PS11

The Solomonic Legacy in Early Bourbon Spain

Victor Deupi 1
1Fairfield University, Fairfield CT, USA, 2NYIT, New York, NY, USA

Hapsburg Spain exhibited a unique concern with Solomonic forms (particularly twisted columns), most notably during Philip II’s building of the Escorial. It may seem strange that a building whose character and language epitomized the “unornamented style” of its authors, Juan Bautista de Toledo and Juan de Herrera, should trigger such sentiments of license and permutation. Yet from the outset, the Escorial was associated with Solomon’s Temple, both literally (in plan and architectural detail) and metaphorically (Philip II as a new Solomon). The monastery’s librarian, Benito Arias Montano, had produced his own reconstruction of the Temple (1571-72), as well as the Jesuit Juan Bautista Villalpando, who trained under Herrera at the Escorial and whose treatise and commentary on the Temple was published in Rome in 1598-1604. In the wake of these two seminal texts, a number of seventeenth and eighteenth-century Spanish architects and writers on architecture (Juan Ricci, Juan Caramuel de Lobkowitz, and José de Hermosilla in particular) returned to the question of the Solomonic disposition and its relevance to contemporary practice.

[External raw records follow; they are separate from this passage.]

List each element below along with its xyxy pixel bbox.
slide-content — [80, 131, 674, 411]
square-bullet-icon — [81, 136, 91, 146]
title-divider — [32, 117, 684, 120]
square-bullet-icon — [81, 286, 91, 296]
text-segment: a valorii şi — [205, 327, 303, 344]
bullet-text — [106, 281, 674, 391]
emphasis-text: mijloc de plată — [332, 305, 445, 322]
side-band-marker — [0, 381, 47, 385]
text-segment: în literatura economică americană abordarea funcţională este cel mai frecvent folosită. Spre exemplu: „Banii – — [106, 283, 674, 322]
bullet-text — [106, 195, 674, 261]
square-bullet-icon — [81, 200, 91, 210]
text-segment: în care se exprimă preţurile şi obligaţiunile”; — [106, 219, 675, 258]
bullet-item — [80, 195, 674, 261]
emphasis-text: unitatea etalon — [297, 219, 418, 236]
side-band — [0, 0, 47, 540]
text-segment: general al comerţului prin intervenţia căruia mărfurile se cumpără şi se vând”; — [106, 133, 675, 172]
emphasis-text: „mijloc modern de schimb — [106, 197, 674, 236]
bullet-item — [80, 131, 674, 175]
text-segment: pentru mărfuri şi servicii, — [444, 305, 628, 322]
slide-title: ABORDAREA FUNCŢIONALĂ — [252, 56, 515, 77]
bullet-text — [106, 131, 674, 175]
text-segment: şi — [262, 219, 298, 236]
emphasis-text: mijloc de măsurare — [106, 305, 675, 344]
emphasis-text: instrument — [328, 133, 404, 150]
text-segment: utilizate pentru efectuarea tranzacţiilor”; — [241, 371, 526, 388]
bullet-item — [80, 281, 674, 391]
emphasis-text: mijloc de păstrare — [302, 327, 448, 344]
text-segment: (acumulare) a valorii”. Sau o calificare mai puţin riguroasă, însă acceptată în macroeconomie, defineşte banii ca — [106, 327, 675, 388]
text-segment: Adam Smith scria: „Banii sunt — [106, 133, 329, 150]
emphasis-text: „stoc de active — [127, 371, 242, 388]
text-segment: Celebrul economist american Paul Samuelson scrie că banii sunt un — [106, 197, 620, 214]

That the Escorial was a monument rooted in the psyche of Spanish Hapsburg culture comes as little surprise. Yet its sustained revival in early Bourbon Spain seems curious, particularly as the first two Bourbon monarchs, Philip V and his son Ferdinand VI, patronized new building campaigns and deliberately decided to be interred in monuments of their own choosing and design. The present study will examine the lasting impact of the Escorial in the early eighteenth century as both an exemplar of Greco-Roman classicism, and a distinctly Spanish contribution to the history of European architecture.